Wolff watched the shifting and expanding and contracting of the living constellations until he became used to them. He wondered which direction to take, and the sound of the surf finally decided him. A shoreline would give a definite point of departure, wherever he went after that. His progress was slow and cautious, with frequent stops to listen and to examine the shadows.

Something with a deep chest grunted nearby. He flattened himself on the grass under the shadow of a thick bush and tried to breathe slowly. There was a rustling noise. A twig crackled. Wolff lifted his head high enough to look out into the moonlit clearing before him. A great bulk, erect, biped, dark, and hairy, shambled by only a few yards from him.

It stopped suddenly, and Wolff’s heart skipped a beat. Its head moved back and forth, permitting Wolff to get a full view of a gorrilloid profile. However, it was not a gorilla-not a Terrestrial one, anyway. Its fur was not a solid black. Alternate stripes of broad black and narrow white zigzagged across its body and legs. Its arms were much shorter than those of its counterpart on Earth, and its legs were not only longer but straighter. Moreover, the forehead, although shelved with bone above the eyes, was high.

It muttered something, not an animal cry or moan but a sequence of clearly modulated syllables. The gorilla was not alone. The greenish moon exposed a patch of bare skin on the side away from Wolff. It belonged to a woman who walked by the beast’s side and whose shoulders were hidden by his huge right arm.

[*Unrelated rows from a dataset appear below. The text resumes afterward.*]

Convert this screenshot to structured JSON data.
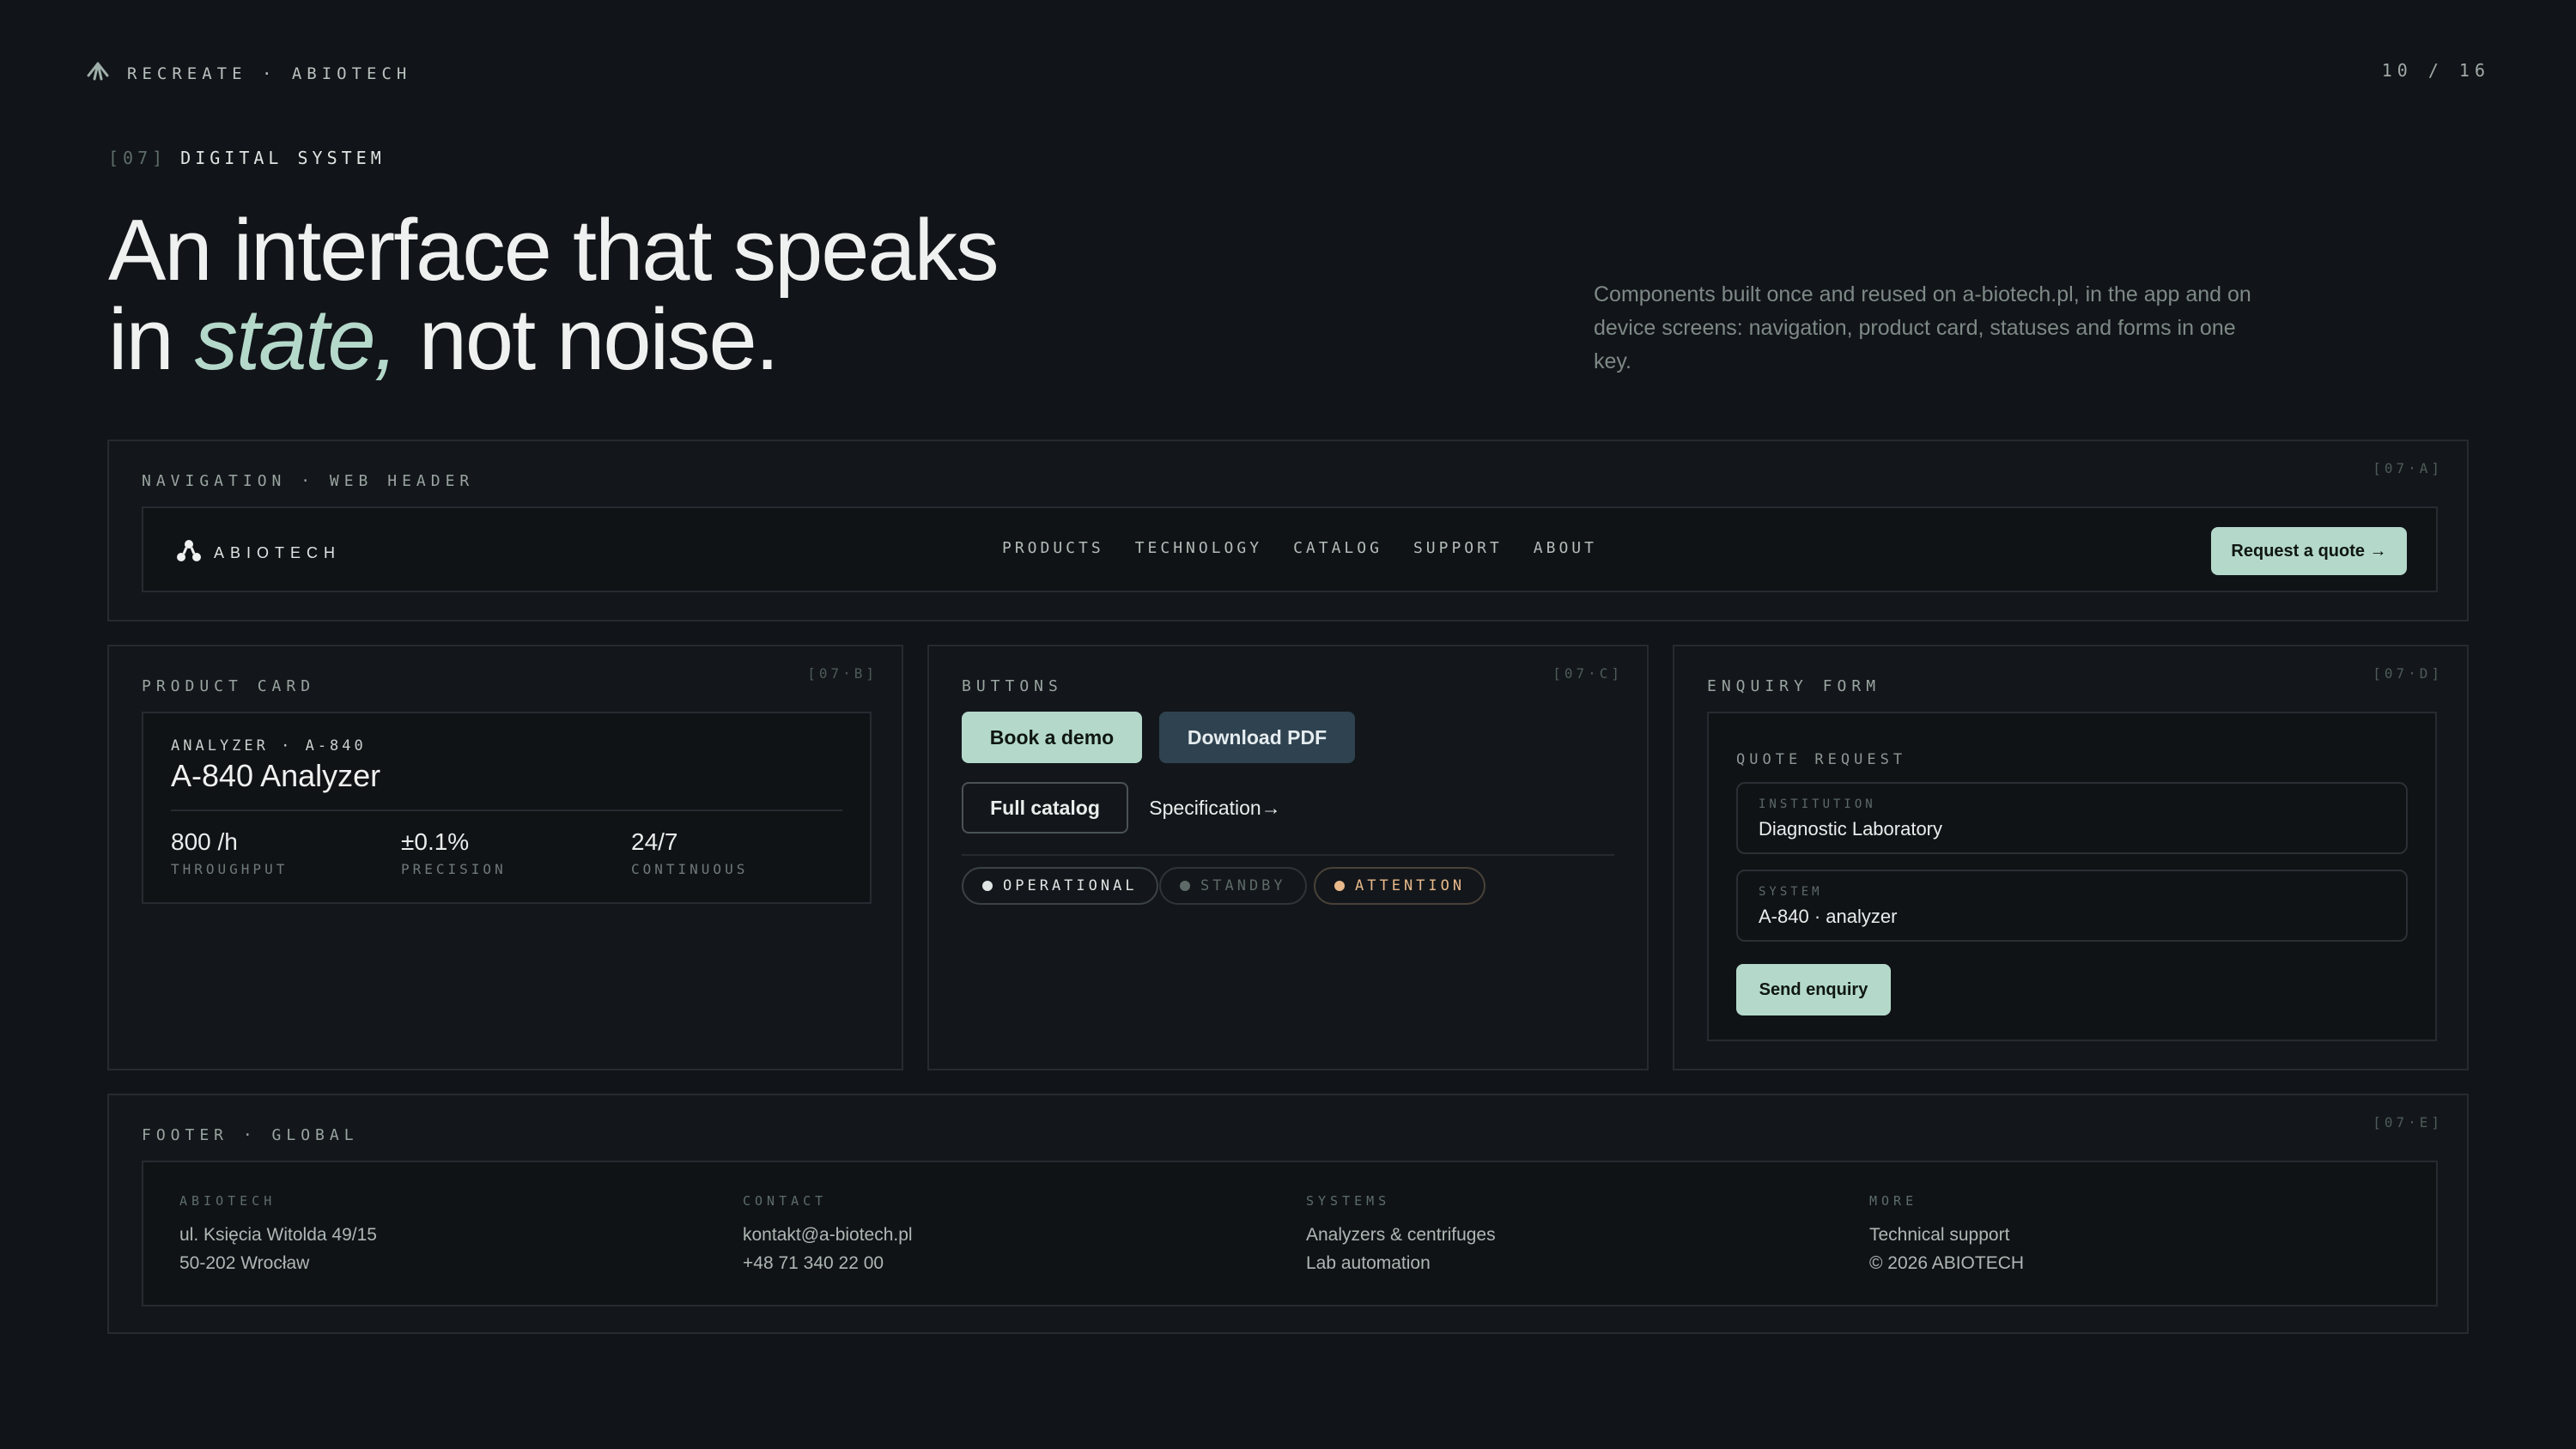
{
  "top": {
    "brand_label": "RECREATE · ABIOTECH",
    "page_number": "10 / 16"
  },
  "section": {
    "number": "[07]",
    "title": "DIGITAL SYSTEM"
  },
  "hero": {
    "line1": "An interface that speaks",
    "line2_prefix": "in ",
    "line2_accent": "state,",
    "line2_suffix": " not noise."
  },
  "lead": "Components built once and reused on a-biotech.pl, in the app and on device screens: navigation, product card, statuses and forms in one key.",
  "navigation": {
    "title": "NAVIGATION · WEB HEADER",
    "code": "[07·A]",
    "logo_text": "ABIOTECH",
    "links": [
      "PRODUCTS",
      "TECHNOLOGY",
      "CATALOG",
      "SUPPORT",
      "ABOUT"
    ],
    "cta": "Request a quote →"
  },
  "product_card": {
    "title": "PRODUCT CARD",
    "code": "[07·B]",
    "kicker": "ANALYZER · A-840",
    "name": "A-840 Analyzer",
    "specs": [
      {
        "value": "800 /h",
        "label": "THROUGHPUT"
      },
      {
        "value": "±0.1%",
        "label": "PRECISION"
      },
      {
        "value": "24/7",
        "label": "CONTINUOUS"
      }
    ]
  },
  "buttons": {
    "title": "BUTTONS",
    "code": "[07·C]",
    "primary": "Book a demo",
    "secondary": "Download PDF",
    "outline": "Full catalog",
    "link": "Specification→",
    "statuses": [
      {
        "label": "OPERATIONAL",
        "color": "#dfe5e2"
      },
      {
        "label": "STANDBY",
        "color": "#5d6a67"
      },
      {
        "label": "ATTENTION",
        "color": "#e8b98a"
      }
    ]
  },
  "enquiry": {
    "title": "ENQUIRY FORM",
    "code": "[07·D]",
    "form_title": "QUOTE REQUEST",
    "fields": [
      {
        "label": "INSTITUTION",
        "value": "Diagnostic Laboratory"
      },
      {
        "label": "SYSTEM",
        "value": "A-840 · analyzer"
      }
    ],
    "submit": "Send enquiry"
  },
  "footer": {
    "title": "FOOTER · GLOBAL",
    "code": "[07·E]",
    "columns": [
      {
        "title": "ABIOTECH",
        "lines": [
          "ul. Księcia Witolda 49/15",
          "50-202 Wrocław"
        ]
      },
      {
        "title": "CONTACT",
        "lines": [
          "kontakt@a-biotech.pl",
          "+48 71 340 22 00"
        ]
      },
      {
        "title": "SYSTEMS",
        "lines": [
          "Analyzers & centrifuges",
          "Lab automation"
        ]
      },
      {
        "title": "MORE",
        "lines": [
          "Technical support",
          "© 2026 ABIOTECH"
        ]
      }
    ]
  },
  "colors": {
    "background": "#111418",
    "accent": "#b4d9cb",
    "secondary_button": "#2f4250",
    "attention": "#e8b98a"
  }
}
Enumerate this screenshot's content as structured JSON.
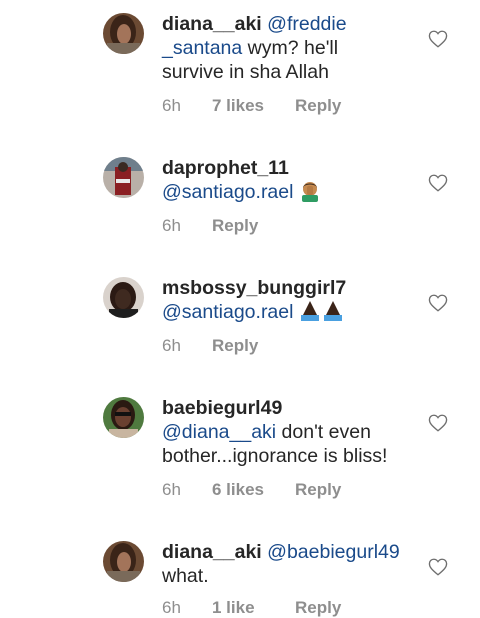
{
  "comments": [
    {
      "username": "diana__aki",
      "mention": "@freddie _santana",
      "mention_line1": "@freddie",
      "mention_line2": "_santana",
      "text": "wym? he'll survive in sha Allah",
      "text_line1": "wym? he'll",
      "text_line2": "survive in sha Allah",
      "time": "6h",
      "likes": "7 likes",
      "reply": "Reply"
    },
    {
      "username": "daprophet_11",
      "mention": "@santiago.rael",
      "text": "",
      "emoji": "man-facepalming-emoji",
      "time": "6h",
      "reply": "Reply"
    },
    {
      "username": "msbossy_bunggirl7",
      "mention": "@santiago.rael",
      "text": "",
      "emoji": "folded-hands-emoji",
      "time": "6h",
      "reply": "Reply"
    },
    {
      "username": "baebiegurl49",
      "mention": "@diana__aki",
      "text": "don't even bother...ignorance is bliss!",
      "text_line1": "don't even",
      "text_line2": "bother...ignorance is bliss!",
      "time": "6h",
      "likes": "6 likes",
      "reply": "Reply"
    },
    {
      "username": "diana__aki",
      "mention": "@baebiegurl49",
      "text": "what.",
      "time": "6h",
      "likes": "1 like",
      "reply": "Reply"
    }
  ],
  "colors": {
    "mention": "#1a4a8a",
    "meta": "#8e8e8e",
    "text": "#262626"
  }
}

Wolff could not see her face, but he caught enough of long slim legs, curving buttocks, a shapely arm, and long black hair to wonder if she were as beautiful from the front.

She spoke to the gorilla in a voice like the sound of silver bells. The gorilla answered her. Then the two walked out of the green moon and into the darkness of the jungle.

Wolff did not get up at once, for he was too shaken.

Finally, he rose to his feet and pushed on through the undergrowth, which was not as thick as that of an Earth jungle. Indeed, the bushes were widely separated. If the environment had not been so exotic, he would not have thought of the flora as a jungle. It was more like a park, including the soft grass, which was so short it could have been freshly mown.

Only a few paces further on, he was startled when an animal snorted and then ran in front of him. He got a glimpse of reddish antlers, a whitish nose, huge pale eyes, and a polka-dot body. It crashed by him and disappeared, but a few seconds later he heard steps behind him. He turned to see the same cervine several feet away. When it saw that it was detected, it stepped forward slowly and thrust a wet nose into his outstretched hand. Thereafter, it purred and tried to rub its flank against him. Since it weighed perhaps a quarter of a ton, it tended to push him away from it.